This course covers Stress Buffer Application Framework, which involves establishing structured methodologies for applying prudential buffers and stress adjustments to borrower cash-flow estimates, repayment capacity calculations, and working capital exposure assessments, within Working Capital – Consumer Credit. It applies to accounts requiring structured assessment, clear boundary definition, and independent review before any credit action is finalized.
It evaluates key dimensions such as affordability assumptions used in repayment assessment, surplus estimation methodologies, calibration of limits against stressed cash-flow scenarios, and utilisation monitoring to detect emerging repayment pressure, with each requiring independent validation and documented rationale to ensure that sanctioned exposures remain resilient under adverse business, income, or liquidity conditions.
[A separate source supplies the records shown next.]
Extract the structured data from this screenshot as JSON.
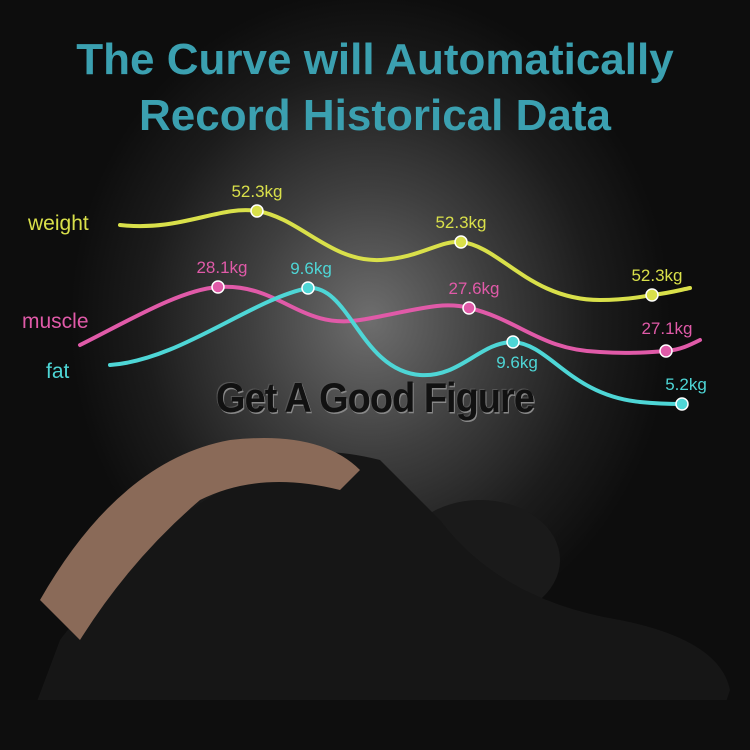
{
  "title": {
    "line1": "The Curve will Automatically",
    "line2": "Record Historical Data"
  },
  "slogan": "Get A Good Figure",
  "colors": {
    "title": "#3ba0b0",
    "weight": "#d9e04a",
    "muscle": "#e05aa8",
    "fat": "#4ed6d6"
  },
  "chart_data": {
    "type": "line",
    "series": [
      {
        "name": "weight",
        "color": "#d9e04a",
        "labels": [
          "52.3kg",
          "52.3kg",
          "52.3kg"
        ]
      },
      {
        "name": "muscle",
        "color": "#e05aa8",
        "labels": [
          "28.1kg",
          "27.6kg",
          "27.1kg"
        ]
      },
      {
        "name": "fat",
        "color": "#4ed6d6",
        "labels": [
          "9.6kg",
          "9.6kg",
          "5.2kg"
        ]
      }
    ]
  }
}
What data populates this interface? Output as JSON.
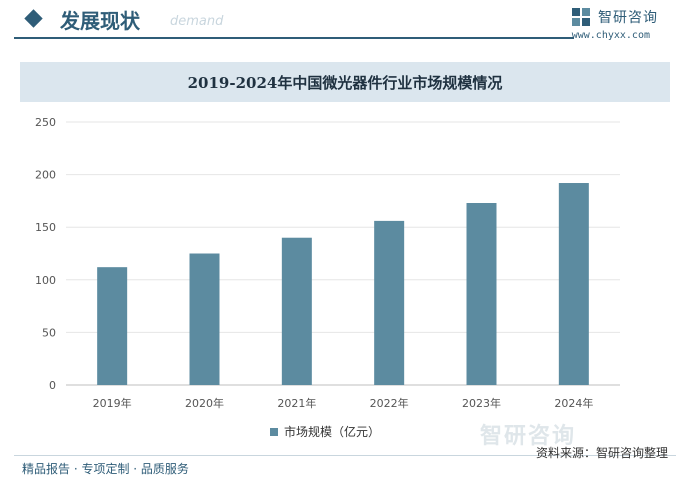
{
  "header": {
    "section_title": "发展现状",
    "section_subtitle": "demand",
    "brand_name": "智研咨询",
    "brand_url": "www.chyxx.com"
  },
  "chart_data": {
    "type": "bar",
    "title": "2019-2024年中国微光器件行业市场规模情况",
    "categories": [
      "2019年",
      "2020年",
      "2021年",
      "2022年",
      "2023年",
      "2024年"
    ],
    "series": [
      {
        "name": "市场规模（亿元）",
        "values": [
          112,
          125,
          140,
          156,
          173,
          192
        ]
      }
    ],
    "ylim": [
      0,
      250
    ],
    "yticks": [
      0,
      50,
      100,
      150,
      200,
      250
    ],
    "xlabel": "",
    "ylabel": "",
    "grid": true,
    "bar_color": "#5c8ba0",
    "legend_position": "bottom"
  },
  "footer": {
    "left": "精品报告 · 专项定制 · 品质服务",
    "source": "资料来源：智研咨询整理",
    "watermark": "智研咨询"
  }
}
It is distinct from portfolio diversification strategy, as it focuses on structured identification and application of borrower-level stress adjustments and repayment buffers within exposure assessment frameworks, rather than broader portfolio allocation or diversification decisions—each governed by separate evidence standards, ownership, and approval authority.
Within Affordability, Surplus & Stress Buffers, the senior credit leader sets portfolio limits, governs exception criteria, and drives strategic alignment across the Working Capital – Consumer Credit function, directly influencing escalation scope and credit committee prioritization.